Danish researchers planned a United States-funded vaccine trial in Guinea-Bissau that sparked public and professional outrage and was suspended by the government on January 22 pending review.
The study proposed enrolling 14,000 newborns to compare health outcomes over five years between two groups: half randomly assigned to receive the hepatitis B vaccine at birth (the WHO-recommended timing) and the other half to receive the vaccine six weeks later, the schedule commonly used in Guinea-Bissau because of limited supply. The researchers said the trial would take advantage of a planned national shift to at-birth vaccinations in 2028 and would mean that roughly 7,000 infants would receive at-birth vaccination for the first time in the country.
Critics argued the study was unethical because it delayed a proven, life-saving intervention for infants at highest risk of chronic hepatitis B virus (HBV) infection. Babies infected at birth face far higher risks of long-term liver disease and cancer. “It is unethical to deny children an intervention that we know works,” former Guinea-Bissau health minister Magda Robalo told Al Jazeera, saying national public health authorities had not been fully informed and that researchers had taken advantage of the country’s limited research capacity.
The Bandim Health Project, based in Guinea-Bissau and affiliated with the University of Southern Denmark, would lead the trial. It is chaired by Christine Stabell Benn and was founded by Peter Aaby, who have long investigated “non-specific” effects of vaccines — unintended impacts beyond the targeted disease. Some of their past work suggested certain inactivated vaccines, such as DTP (diphtheria, tetanus, pertussis), might be linked to higher child mortality in specific contexts, particularly among girls. Those findings prompted WHO review but were judged inconsistent, and WHO has continued to recommend DTP vaccination.

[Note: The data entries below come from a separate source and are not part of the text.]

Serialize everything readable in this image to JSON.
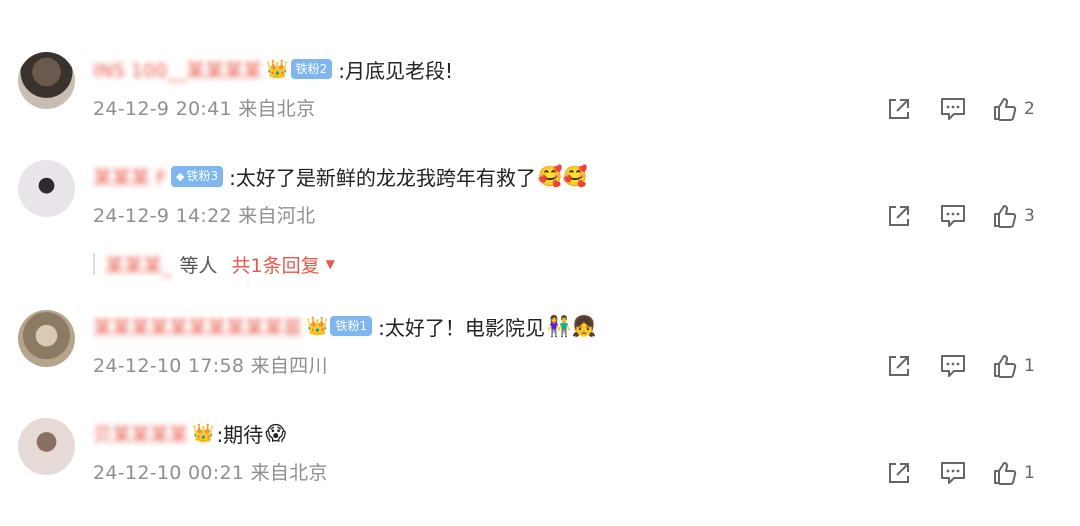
{
  "comments": [
    {
      "username": "INS 100__某某某某",
      "badge": "铁粉2",
      "badge_diamond": false,
      "text": ":月底见老段!",
      "emojis": "",
      "timestamp": "24-12-9 20:41 来自北京",
      "likes": "2"
    },
    {
      "username": "某某某 F",
      "badge": "铁粉3",
      "badge_diamond": true,
      "text": ":太好了是新鲜的龙龙我跨年有救了",
      "emojis": "🥰🥰",
      "timestamp": "24-12-9 14:22 来自河北",
      "likes": "3"
    },
    {
      "username": "某某某某某某某某某某苗",
      "badge": "铁粉1",
      "badge_diamond": false,
      "text": ":太好了！电影院见",
      "emojis": "👫👧",
      "timestamp": "24-12-10 17:58 来自四川",
      "likes": "1"
    },
    {
      "username": "贝某某某某",
      "badge": "",
      "badge_diamond": false,
      "text": ":期待",
      "emojis": "😱",
      "timestamp": "24-12-10 00:21 来自北京",
      "likes": "1"
    }
  ],
  "replies": {
    "names": "某某某_",
    "suffix": "等人",
    "link": "共1条回复"
  },
  "icons": {
    "share": "share-icon",
    "comment": "comment-icon",
    "like": "thumbs-up-icon",
    "crown": "crown-icon",
    "caret": "caret-down-icon"
  },
  "colors": {
    "username": "#e8594a",
    "badge": "#7eb6ef",
    "meta": "#8f8f8f",
    "reply_link": "#e8594a"
  }
}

The pair and their collaborators say their research aims to reveal both beneficial and harmful unintended effects. But critics accuse them of overreaching, noting repeated null findings they say the researchers have ignored. A Danish investigation reported the pair did not publish results of a randomized controlled trial (RCT) on DTP conducted 14 years earlier; the trial later appeared on a preprint server after media scrutiny. Defenders note an institutional review found no grounds for sanctions.
Researchers including Anders Peter Hviid of the Danish State Serum Institute questioned why investigators who claim inactivated vaccines can harm children would proceed to administer those vaccines in trials. Other scientific criticisms addressed the trial design: it was planned as an open-label RCT, meaning investigators would know which infants received which schedule, potentially introducing bias, and the five-year follow-up may be too short to capture hepatitis B outcomes that can appear much later in life.
The trial gained funding in December when the US Centers for Disease Control (CDC) awarded a $1.6m grant without a competitive process, according to public records. The CDC under Health Secretary Robert F. Kennedy Jr — a vaccine sceptic whose tenure has included dismantling parts of the agency’s scientific leadership — has changed US vaccine policy and funding priorities. The US health department has reduced the number of vaccines it recommends for newborns and removed a long-standing recommendation that hepatitis B vaccines be given at birth, leaving the decision to guardians and clinicians. The Bandim project’s work was cited by US officials when cutting funding to Gavi, the Vaccine Alliance.
Leaked protocol details published online showed the Guinea-Bissau study would investigate whether giving the hepatitis B vaccine at birth could be linked to skin disorders or neurodevelopmental conditions such as autism by age five — a claim that echoes vaccine-safety narratives promoted by some anti-vaccine advocates. WHO and other major bodies say there is no link between vaccines and autism.
After the trial attracted attention, Guinea-Bissau sought review from the Africa Centres for Disease Control and Prevention. The country’s new government, installed after a November military coup, said its health ministry had not been involved in discussions about the study. The new health minister confirmed the government had not approved the trial.
The controversy echoes painful episodes in medical research history where vulnerable populations were exposed to harmful or unproven interventions without proper consent or oversight. Critics pointed to past cases — the 1996 Trovan antibiotic trial in Nigeria that caused severe harm to children, and the Tuskegee syphilis study in the United States, in which Black men were observed without treatment for decades — as reasons for heightened caution and community mistrust.
In Guinea-Bissau, where roughly one in five people is estimated to carry HBV, public health experts and former officials argued the priority should be securing adequate vaccine supply so all infants can receive the birth dose now, rather than using newborns as subjects for a trial. Robalo said the Bandim researchers, who have worked in the country for decades, should have engaged national institutions and helped build local research capacity, particularly after political upheaval. “We are not a population to be used for anything that you cannot do in the Global North. We demand respect,” she said.
Bandim researchers defended the study, saying they would not withhold vaccines from children who otherwise would have received them and that the trial would expand access for some infants. They criticized critics for moral outrage and urged a “curious and humble” scientific approach. The debate highlights tensions over research ethics, global health power dynamics, scientific uncertainty about non-specific vaccine effects, and how international funders and local authorities should navigate trials involving vulnerable populations.